En el lienzo apocalíptico (por momentos más bien psicodélico) que presenta Emiliano Rocha se pueden encontrar influencias variadas, visuales y conceptuales. No es difícil pensar en el aniquilamiento social que ha llegado a proponer Haneke, pero de la mano de la desesperanza y zozobra encabronada de los cuadros de Francis Bacon, la violencia artística del cine de Zulawski y la inescrupulosa carnalidad de Gaspar Noé, aderezado por chambonadas que bien pueden proceder de Chespirito, una de las referencias que el propio director asume. El mundo que vemos en Tenemos la carne y que a tantos incomoda, es la realidad aglomerada y condensada de la crisis profunda (de valores, de afectos, de asideros, de esperanza) que vive un México muy violento en la actualidad, herencia de un México históricamente violento, con una clase política corrupta, impune, y una sociedad poco civilizada. Parece, hoy en día, que todo está escalando in crescendo (como cuando Mariano toca desquiciado el tambor y la cámara hipnotizada se enreda en su ritmo y termina envolviéndolo) y que nos acercamos inexorablemente a una detonación estruendosa.
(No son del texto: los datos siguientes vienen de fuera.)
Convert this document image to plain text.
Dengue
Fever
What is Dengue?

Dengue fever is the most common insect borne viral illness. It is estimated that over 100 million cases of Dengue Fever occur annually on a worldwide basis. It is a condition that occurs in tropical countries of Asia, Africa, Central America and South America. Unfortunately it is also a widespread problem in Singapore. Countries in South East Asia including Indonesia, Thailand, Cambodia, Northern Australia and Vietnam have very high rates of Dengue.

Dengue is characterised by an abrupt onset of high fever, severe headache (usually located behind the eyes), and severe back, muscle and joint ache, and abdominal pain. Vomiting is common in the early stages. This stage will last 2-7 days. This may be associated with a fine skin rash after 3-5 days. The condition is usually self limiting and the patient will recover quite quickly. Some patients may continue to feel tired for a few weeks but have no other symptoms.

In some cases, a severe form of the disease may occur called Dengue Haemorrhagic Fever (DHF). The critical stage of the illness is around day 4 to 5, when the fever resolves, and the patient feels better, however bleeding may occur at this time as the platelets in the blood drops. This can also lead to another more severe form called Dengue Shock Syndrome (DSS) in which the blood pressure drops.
La soledad que vive Mariano, si bien asumida, es inclemente y, parece, ineludible. Queramos reconocerlo, o no, la compartimos con él. Y a la mayoría nos ha pasado quedar atrapados (aunque sea temporalmente, como lo es el filme a fin de cuentas –apenas ochenta minutos-, un exabrupto instalado en la mente del director, que se manifestará en ocasiones en su vida y en otras tal vez se apagará y que, por lo pronto, eligió plasmar de forma artística para compartirlo y para que, ése sí, permanezca) en la desazón, la rabia y la impotencia, dejando que los caprichos de la mente se den gusto con sus debrayes. El arrebato de Emiliano es como una pesadilla llena de furia, pero también de cinismo, hacia fuera pero igualmente hacia dentro. Se rebela ante el sistema que critica, pero no termina de estar inmune a sus coqueteos, ni exento de ser parte de la putrefacción en que se ampara. Lo que es, al mismo tiempo, en este universo de contradicciones, virtud y defecto de Tenemos la carne.

Los soliloquios de Mariano, vomitados con rencor, desfachatez y un buen grado de humor, bien pueden tener como antecedente el inicio del filme de la madre de Emiliano, Sarah Minter (videoasta y cineasta), titulado Nadie es inocente (1987), solo que en el cortometraje que ella dirigió la voz en off de un chico que se está despidiendo de Neza, su tierra, habla más bien en un tono de dulce resignación. Pero se trata de un tipo igual de alienado, que podría ser una versión joven de Mariano, que tras años de frustraciones e impotencia al ver cómo todo se va al carajo decide que, si se va a ir, se vaya en serio. Y entonces es que se aísla por completo y se entrega a la corrupción total, al aniquilamiento del yo en este colérico impulso, al mismo tiempo doloroso; la aceptación (de nuevo, casi adolescente) de que si todo se lo está llevando la chingada, la exigencia no es resistir o buscar alguna transformación, sino simplemente disfrutar el proceso con orgiástica seriedad.